C’est un médicament qui nous donne beaucoup d’espoir : il restaure la protéine normale. On a peut-être des chances de guérison.
 
50% des malades atteints de mucoviscidose « classique » ont une anomalie delta F508 : la molécule fait 1479 acides aminés, il en manque un au tiers de la molécule. En France, 75 % des patients ont une anomalie Delta F508. C’est une mutation qui  fait sortir du noyau une protéine mal faite, qui est reconnue comme anormale. On a donc deux troubles : une protéine mal faite qui fonctionne un petit peu et pas placée là où il faut.
On a à l’essai des médicaments qui doivent empêcher le système de sécurité de la cellule de fonctionner. Une dizaine de médicaments sont testés actuellement.
On s’achemine vers un traitement à la carte de la mucoviscidose, en fonction des mutations.
Il y a encore beaucoup de travail.

Colchicine :
Il nous faut parler de la colchicine en précisant que l’essai n’a pas encore été publié.
CFTR fait partie d’une famille de protéines trans-membranaires, protéines ABC ; ce sont des transporteurs qui font entrer ou sortir des molécules naturelles ou non.
Une molécule très connue, anti-cancéreuse, fait partie de ces transporteurs. Quand une chimiothérapie est effectuée, les protéines ABC transporteuses se réveillent. Ces protéines sont les « camions-poubelles » de la cellule. Le CFTR fait partie de ces « camions-poubelles » de la cellule.

En 1997, un patient atteint de mucoviscidose et d’un cancer, a vu sa mucoviscidose « guérir ». L’hypothèse avancée est que la chimiothérapie entraîne une augmentation des protéines MDR et MRP, protéines ABC (ATP binding cassette). L’anti-cancéreux utilisé aboutirait à la production d’une protéine dite MRP qui remplacerait la protéine CFTR, dont on sait que la mutation est la cause de la mucoviscidose. En dehors de son rôle dans le passage des ions chlorures la protéine CFTR laisse passer un peptide : le glutathion qui débarrasse  la cellule des radicaux libres, très toxiques pour la cellule. C’est en servant de canal au gluthation que la protéine MRP permet de débarrasser la cellule des dangereux radicaux libres.
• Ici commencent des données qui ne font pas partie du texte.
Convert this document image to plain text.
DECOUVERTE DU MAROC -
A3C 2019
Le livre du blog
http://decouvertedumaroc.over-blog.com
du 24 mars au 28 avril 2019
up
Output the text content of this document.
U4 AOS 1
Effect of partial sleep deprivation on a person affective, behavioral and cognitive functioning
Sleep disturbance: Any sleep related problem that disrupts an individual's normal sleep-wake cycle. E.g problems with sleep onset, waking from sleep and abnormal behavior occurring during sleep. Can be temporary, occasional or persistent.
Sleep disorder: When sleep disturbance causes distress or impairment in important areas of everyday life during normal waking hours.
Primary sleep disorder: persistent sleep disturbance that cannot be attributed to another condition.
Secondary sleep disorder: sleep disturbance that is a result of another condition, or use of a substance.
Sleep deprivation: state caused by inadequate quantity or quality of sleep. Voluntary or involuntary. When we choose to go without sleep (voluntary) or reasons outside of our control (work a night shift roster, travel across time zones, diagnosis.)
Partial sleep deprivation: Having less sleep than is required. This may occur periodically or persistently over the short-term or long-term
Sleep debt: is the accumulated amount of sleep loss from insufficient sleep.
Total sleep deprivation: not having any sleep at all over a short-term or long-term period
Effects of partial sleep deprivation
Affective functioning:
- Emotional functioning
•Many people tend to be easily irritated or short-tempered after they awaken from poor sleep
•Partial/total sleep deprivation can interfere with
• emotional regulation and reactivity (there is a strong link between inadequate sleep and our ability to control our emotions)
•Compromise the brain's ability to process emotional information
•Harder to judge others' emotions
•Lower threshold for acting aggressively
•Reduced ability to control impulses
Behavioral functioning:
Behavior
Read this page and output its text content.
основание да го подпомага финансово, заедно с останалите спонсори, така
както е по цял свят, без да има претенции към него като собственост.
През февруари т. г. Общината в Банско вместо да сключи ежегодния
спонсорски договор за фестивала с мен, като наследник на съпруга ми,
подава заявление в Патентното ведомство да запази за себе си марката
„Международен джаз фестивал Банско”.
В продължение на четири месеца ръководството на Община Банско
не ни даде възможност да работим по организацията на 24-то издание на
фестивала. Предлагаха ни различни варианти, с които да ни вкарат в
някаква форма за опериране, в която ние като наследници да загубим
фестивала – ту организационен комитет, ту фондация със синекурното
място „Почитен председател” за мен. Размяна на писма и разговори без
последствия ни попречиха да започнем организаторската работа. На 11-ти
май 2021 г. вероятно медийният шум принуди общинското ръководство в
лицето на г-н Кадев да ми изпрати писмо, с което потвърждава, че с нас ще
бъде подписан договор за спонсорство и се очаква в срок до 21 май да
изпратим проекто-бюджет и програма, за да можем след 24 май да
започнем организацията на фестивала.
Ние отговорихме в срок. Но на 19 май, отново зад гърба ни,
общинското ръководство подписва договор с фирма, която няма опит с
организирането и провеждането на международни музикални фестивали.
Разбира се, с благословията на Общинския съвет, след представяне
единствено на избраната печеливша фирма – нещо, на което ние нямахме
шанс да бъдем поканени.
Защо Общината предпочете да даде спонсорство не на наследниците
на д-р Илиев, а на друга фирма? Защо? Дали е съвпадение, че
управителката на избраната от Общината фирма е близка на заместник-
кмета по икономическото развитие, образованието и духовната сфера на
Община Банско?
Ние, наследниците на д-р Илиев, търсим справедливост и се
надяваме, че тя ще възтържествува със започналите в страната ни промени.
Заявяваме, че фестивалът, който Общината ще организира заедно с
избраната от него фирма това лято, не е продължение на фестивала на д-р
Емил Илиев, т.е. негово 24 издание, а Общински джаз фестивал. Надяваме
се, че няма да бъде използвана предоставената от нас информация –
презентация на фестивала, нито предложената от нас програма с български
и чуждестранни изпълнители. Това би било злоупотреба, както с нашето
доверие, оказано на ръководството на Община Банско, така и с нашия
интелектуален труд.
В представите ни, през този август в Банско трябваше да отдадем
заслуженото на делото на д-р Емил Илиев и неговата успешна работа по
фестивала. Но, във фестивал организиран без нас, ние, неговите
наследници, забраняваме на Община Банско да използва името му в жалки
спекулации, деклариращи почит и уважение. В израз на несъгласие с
Nous avons alors cherché un médicament pour stimuler les protéines MDR au maximum. La colchicine agit en ce sens.
Les résultats avec la colchicine sont intéressants : 2 ou 3 enfants sont considérés comme guéris, 1/3 des patients arrêtent les extraits pancréatiques et les patients se sentent mieux dans l’ensemble.
Isabelle Sermet a testé la colchicine sur des souris : la mucoviscidose semble améliorée par la colchicine.

Nous devons publier cet essai. Avant de tester la colchicine chez plus de patients."